Like The Hibiscus

September 12, 2012
By Aveila SILVER, Columbia, Maryland
Aveila SILVER, Columbia, Maryland
9 articles 2 photos 3 comments

Favorite Quote:
"You never really understand a person until you consider things from his point of view . . . until you climb inside of his skin and walk around in it.”
Atticus Finch, TKAM

Like the Hibiscus

I was simply a vassal. A servant serving my country, my emperor, my world. The purview of my world was centered around the emperor. My entire life was spent orbiting his rule. I started to wonder if my role as a vassal was really benefiting my country. I do not ask to know if I am a pawn. Everyone serving his dynasty is aware of their expense. I looked over to my left. Just three meters away was the princess. I found my answer.

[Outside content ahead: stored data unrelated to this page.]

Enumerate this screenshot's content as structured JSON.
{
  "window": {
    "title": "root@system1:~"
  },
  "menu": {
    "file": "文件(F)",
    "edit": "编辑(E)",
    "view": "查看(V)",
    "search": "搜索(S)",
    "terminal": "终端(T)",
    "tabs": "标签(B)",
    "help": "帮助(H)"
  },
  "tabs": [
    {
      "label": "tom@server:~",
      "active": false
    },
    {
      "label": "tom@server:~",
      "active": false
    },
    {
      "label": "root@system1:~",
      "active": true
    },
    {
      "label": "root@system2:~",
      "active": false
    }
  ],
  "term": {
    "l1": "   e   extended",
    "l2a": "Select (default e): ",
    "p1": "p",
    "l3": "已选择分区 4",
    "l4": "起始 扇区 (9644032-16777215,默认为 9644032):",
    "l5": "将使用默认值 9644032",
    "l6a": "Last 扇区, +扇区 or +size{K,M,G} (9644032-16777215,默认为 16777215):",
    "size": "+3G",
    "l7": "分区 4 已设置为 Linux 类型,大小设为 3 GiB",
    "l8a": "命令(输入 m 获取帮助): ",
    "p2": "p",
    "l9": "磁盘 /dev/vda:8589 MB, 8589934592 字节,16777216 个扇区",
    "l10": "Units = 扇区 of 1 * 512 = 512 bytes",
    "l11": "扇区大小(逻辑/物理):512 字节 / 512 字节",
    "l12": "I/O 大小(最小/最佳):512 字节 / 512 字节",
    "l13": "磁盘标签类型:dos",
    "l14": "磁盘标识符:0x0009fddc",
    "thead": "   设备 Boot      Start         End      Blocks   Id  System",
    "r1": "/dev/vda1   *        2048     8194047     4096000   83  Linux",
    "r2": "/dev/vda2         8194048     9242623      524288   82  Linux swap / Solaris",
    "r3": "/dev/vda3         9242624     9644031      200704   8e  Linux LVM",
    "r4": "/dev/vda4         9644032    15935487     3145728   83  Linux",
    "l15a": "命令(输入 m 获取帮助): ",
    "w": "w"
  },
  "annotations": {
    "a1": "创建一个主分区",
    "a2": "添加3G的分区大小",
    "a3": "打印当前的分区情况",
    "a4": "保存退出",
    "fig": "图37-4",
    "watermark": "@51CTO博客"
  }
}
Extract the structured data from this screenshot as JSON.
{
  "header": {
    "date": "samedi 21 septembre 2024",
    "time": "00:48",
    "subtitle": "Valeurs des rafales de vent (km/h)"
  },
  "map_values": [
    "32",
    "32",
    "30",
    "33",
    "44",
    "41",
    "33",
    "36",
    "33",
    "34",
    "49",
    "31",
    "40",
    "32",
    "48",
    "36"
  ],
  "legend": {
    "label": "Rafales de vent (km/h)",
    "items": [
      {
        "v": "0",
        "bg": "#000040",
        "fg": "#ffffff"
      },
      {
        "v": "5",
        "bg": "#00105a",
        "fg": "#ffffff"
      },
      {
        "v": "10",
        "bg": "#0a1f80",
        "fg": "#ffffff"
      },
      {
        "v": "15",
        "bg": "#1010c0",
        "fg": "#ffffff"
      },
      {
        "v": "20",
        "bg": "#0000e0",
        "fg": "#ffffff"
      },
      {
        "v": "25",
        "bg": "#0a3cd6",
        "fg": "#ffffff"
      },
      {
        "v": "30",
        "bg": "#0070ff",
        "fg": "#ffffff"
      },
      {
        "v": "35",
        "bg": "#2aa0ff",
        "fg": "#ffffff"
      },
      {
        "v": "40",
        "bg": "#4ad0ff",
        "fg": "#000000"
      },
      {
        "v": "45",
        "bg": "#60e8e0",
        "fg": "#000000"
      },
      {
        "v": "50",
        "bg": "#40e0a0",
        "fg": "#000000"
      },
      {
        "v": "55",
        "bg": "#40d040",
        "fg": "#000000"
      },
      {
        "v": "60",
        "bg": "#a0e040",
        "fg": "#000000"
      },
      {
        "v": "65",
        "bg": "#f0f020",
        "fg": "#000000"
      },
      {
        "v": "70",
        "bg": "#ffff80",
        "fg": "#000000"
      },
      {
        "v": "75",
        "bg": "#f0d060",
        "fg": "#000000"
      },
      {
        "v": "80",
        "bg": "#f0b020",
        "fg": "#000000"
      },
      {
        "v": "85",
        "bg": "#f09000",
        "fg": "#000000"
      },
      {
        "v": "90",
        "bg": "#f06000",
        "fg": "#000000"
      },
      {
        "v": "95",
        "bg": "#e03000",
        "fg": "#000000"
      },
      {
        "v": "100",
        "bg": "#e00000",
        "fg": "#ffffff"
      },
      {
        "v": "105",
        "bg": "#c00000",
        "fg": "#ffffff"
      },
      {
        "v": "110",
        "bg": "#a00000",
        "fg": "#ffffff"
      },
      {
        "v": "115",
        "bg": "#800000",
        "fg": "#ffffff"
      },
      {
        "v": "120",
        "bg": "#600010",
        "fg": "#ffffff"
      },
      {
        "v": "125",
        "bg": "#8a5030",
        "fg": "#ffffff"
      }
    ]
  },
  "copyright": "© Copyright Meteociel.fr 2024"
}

She was worth protecting and in doing this; I was doing the upmost for my country. 

We were headed down a pathway with minuscule plant life, dismal and insignificant. Although the princess and her company, including myself, were all atop our horses, it was still crucial that we scan the ground for thorns. I was given this position to guard the princess of a grand nation of which I was not even indigenous to. If it weren’t for my kin relationship with the emperor, a foreigner like myself would never get to see royalty in the flesh.

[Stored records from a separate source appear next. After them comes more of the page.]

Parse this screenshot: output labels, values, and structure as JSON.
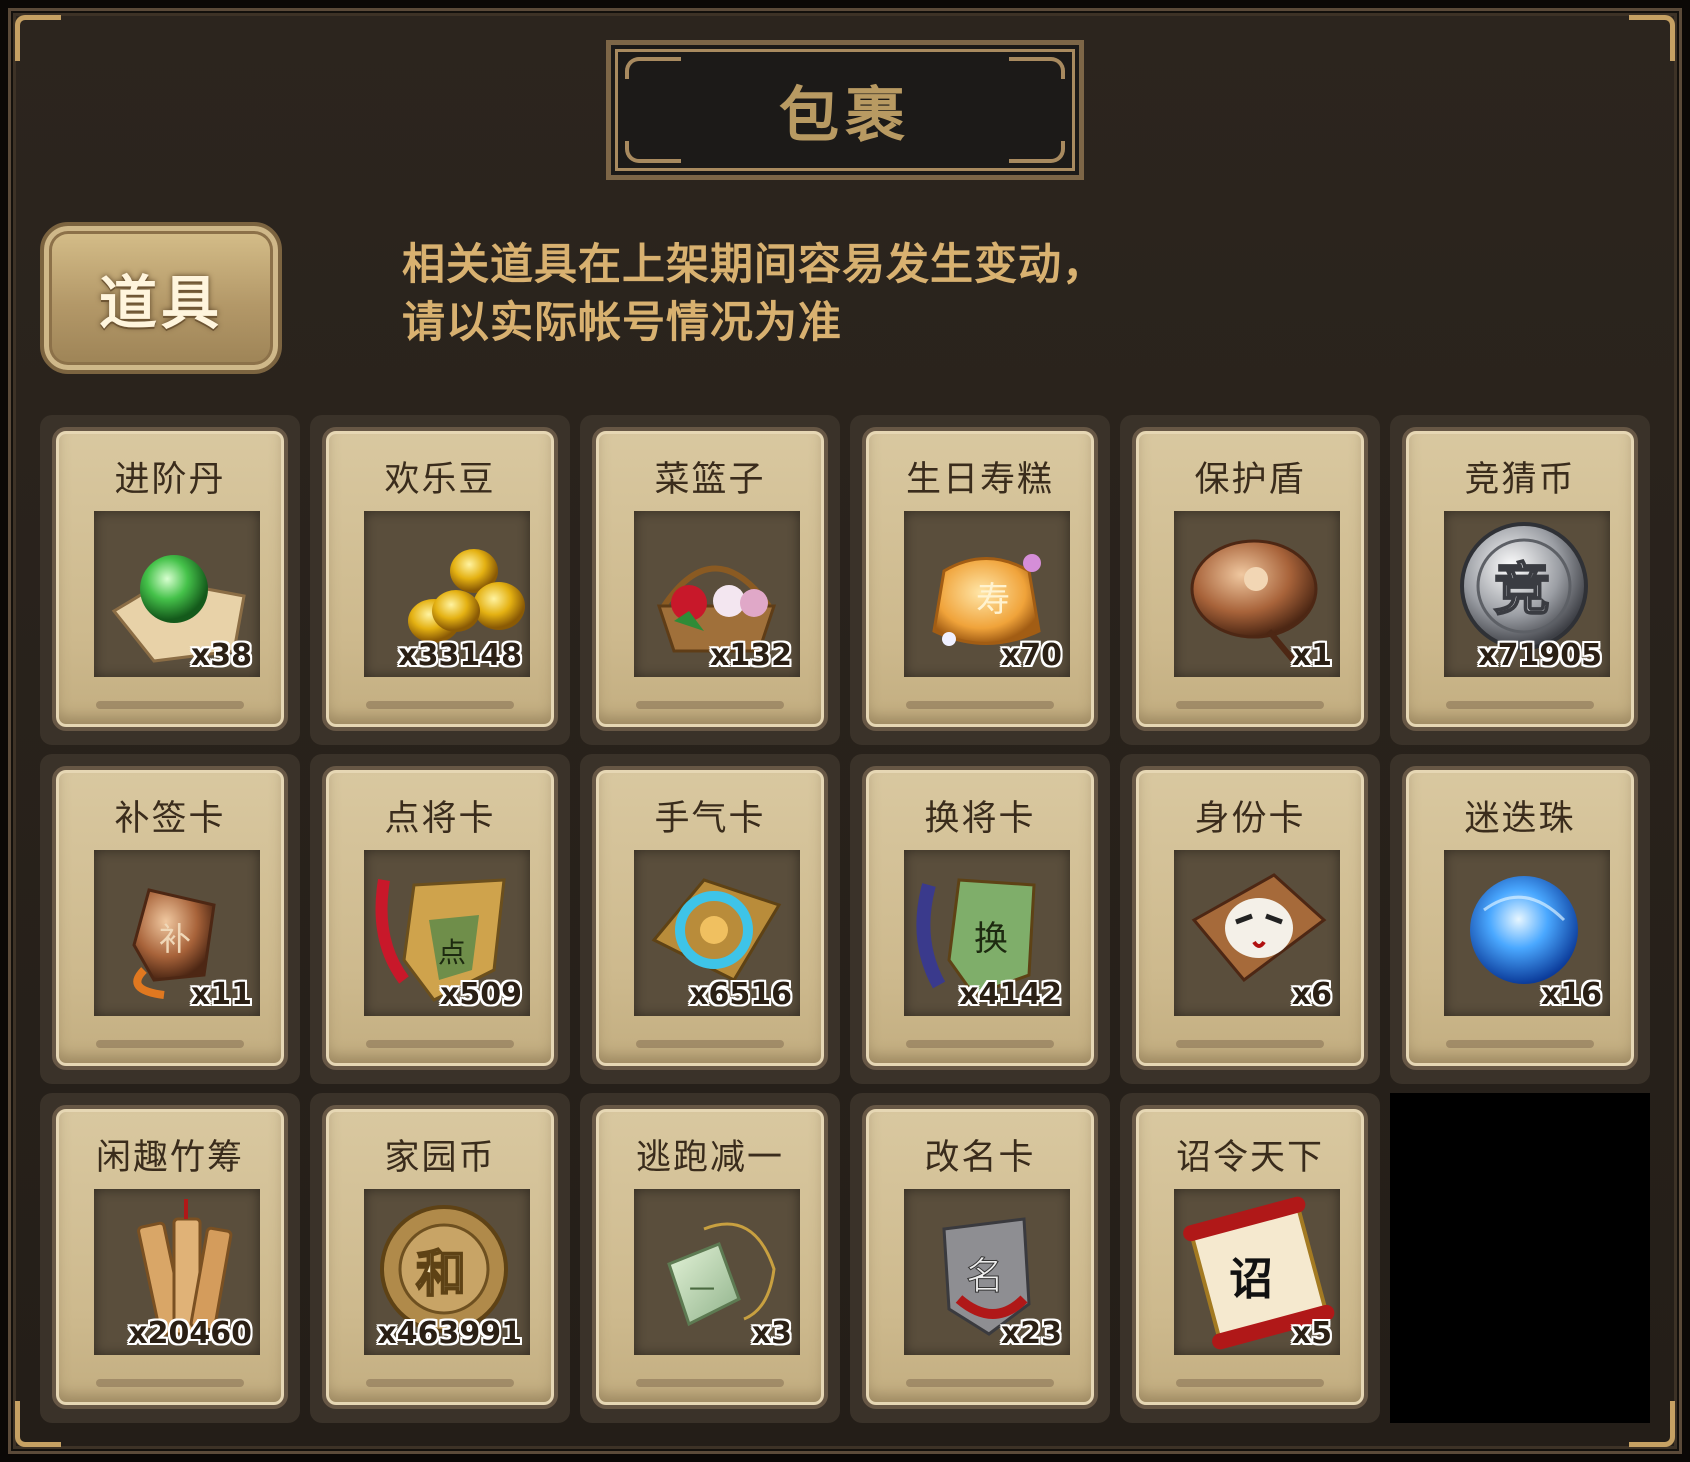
{
  "window": {
    "title": "包裹",
    "tab": "道具",
    "notice_line1": "相关道具在上架期间容易发生变动，",
    "notice_line2": "请以实际帐号情况为准"
  },
  "items": [
    {
      "name": "进阶丹",
      "count": "x38",
      "icon": "green-orb-icon"
    },
    {
      "name": "欢乐豆",
      "count": "x33148",
      "icon": "gold-beans-icon"
    },
    {
      "name": "菜篮子",
      "count": "x132",
      "icon": "flower-basket-icon"
    },
    {
      "name": "生日寿糕",
      "count": "x70",
      "icon": "birthday-cake-icon"
    },
    {
      "name": "保护盾",
      "count": "x1",
      "icon": "round-shield-icon"
    },
    {
      "name": "竞猜币",
      "count": "x71905",
      "icon": "silver-coin-icon"
    },
    {
      "name": "补签卡",
      "count": "x11",
      "icon": "bronze-tag-icon"
    },
    {
      "name": "点将卡",
      "count": "x509",
      "icon": "general-card-icon"
    },
    {
      "name": "手气卡",
      "count": "x6516",
      "icon": "luck-card-icon"
    },
    {
      "name": "换将卡",
      "count": "x4142",
      "icon": "swap-card-icon"
    },
    {
      "name": "身份卡",
      "count": "x6",
      "icon": "opera-mask-card-icon"
    },
    {
      "name": "迷迭珠",
      "count": "x16",
      "icon": "blue-orb-icon"
    },
    {
      "name": "闲趣竹筹",
      "count": "x20460",
      "icon": "bamboo-tokens-icon"
    },
    {
      "name": "家园币",
      "count": "x463991",
      "icon": "gold-coin-icon"
    },
    {
      "name": "逃跑减一",
      "count": "x3",
      "icon": "jade-pendant-icon"
    },
    {
      "name": "改名卡",
      "count": "x23",
      "icon": "rename-plaque-icon"
    },
    {
      "name": "诏令天下",
      "count": "x5",
      "icon": "imperial-scroll-icon"
    }
  ],
  "colors": {
    "frame": "#2c251e",
    "gold_text": "#d8b170",
    "card_bg": "#cdb98d"
  }
}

Under my aegis, I ensured the safety of the princess. I provided her with personal security. Her outer guards stood a bit further from her. Even three meters distance was a little farther than I would usually stray from the princess’s side. Today; however, she desired to be more solitary even though it only meant that we gave her a little more space. I understood why as well. The emperor had obfuscated the princess last night when he suddenly announced her arranged marriage to the son of a recently allied country who was also of some noble. Not only was the princess left bewildered, but she was also saddened that she could not choose her husband. Although it was customary for arranged marriages to be made in noble houses, the princess was more free-spirited. She was fortunate that her open opposition to the courtship had not gotten her into trouble. The princess spoke confidently to her father, instead of humbly, which was expected of a young noble woman. I personally found her courage appealing rather than appalling. 
The princess halted at her favorite spot in the garden. It was mine as well. She allowed me to come nearer to her. I was pleased to see her smiling, a change that contrasted the frown she had worn earlier in the day. She ushered me towards the small patch of Hibiscus flowers that she had begun growing a few fortnights ago. They grew fast due to the fertility of the soil in the garden. “Why is it that we are so much like flowers?" whispered the princess in a soft voice. I was unsure of whether I should answer her or not. She often posed questions to me without asking for an answer or giving one. I pondered her words. I decided to answer her.   “We grow, we flourish, we wither, we die. Just like a flower, we go through the cycle of life."  I said softly. She blinked twice and then hummed in agreement with my statement. She suddenly deracinated the flowers. "What are you doing to your garden?!" I exclaimed in shock.     "You will see." she said smiling. I was calmed by her smile. I realized she needed something to carry them in so I left to find her a container for her flowers.    The princess was philanthropic , another trait uncommon for those of nobility. She had the flowers she had grown sent to the market where the peasantry in turn could take the flowers for free. Any family who had taken her flowers was secretly rewarded. Late at night, the princess had me take the money given to her by her father, and leave it for the family with a hibiscus outside their door. It was customary to leave them outside since they were very rare. Everyone in the village would see the flower as a symbol for fortune. It was a way to give people hope. The princess's charitable act was admirable. I asked her why she had given her beautiful flowers away. "I am the daughter of an emperor, I cannot choose most of what I do in life, and like a flower, before I wither and die, I would like to flourish the lives of other even if it means giving them some of what I have. It is one of the few choices I can make." This time it was I who hummed in agreement.     Later that day, I spoke with the emperor. I saw a melee between two servant boys playing in the yard as I passed through to head towards the emperor. They were supposed to be working, but I decided to let them continue their boyish brawl. After all, like flowers, they were simply growing.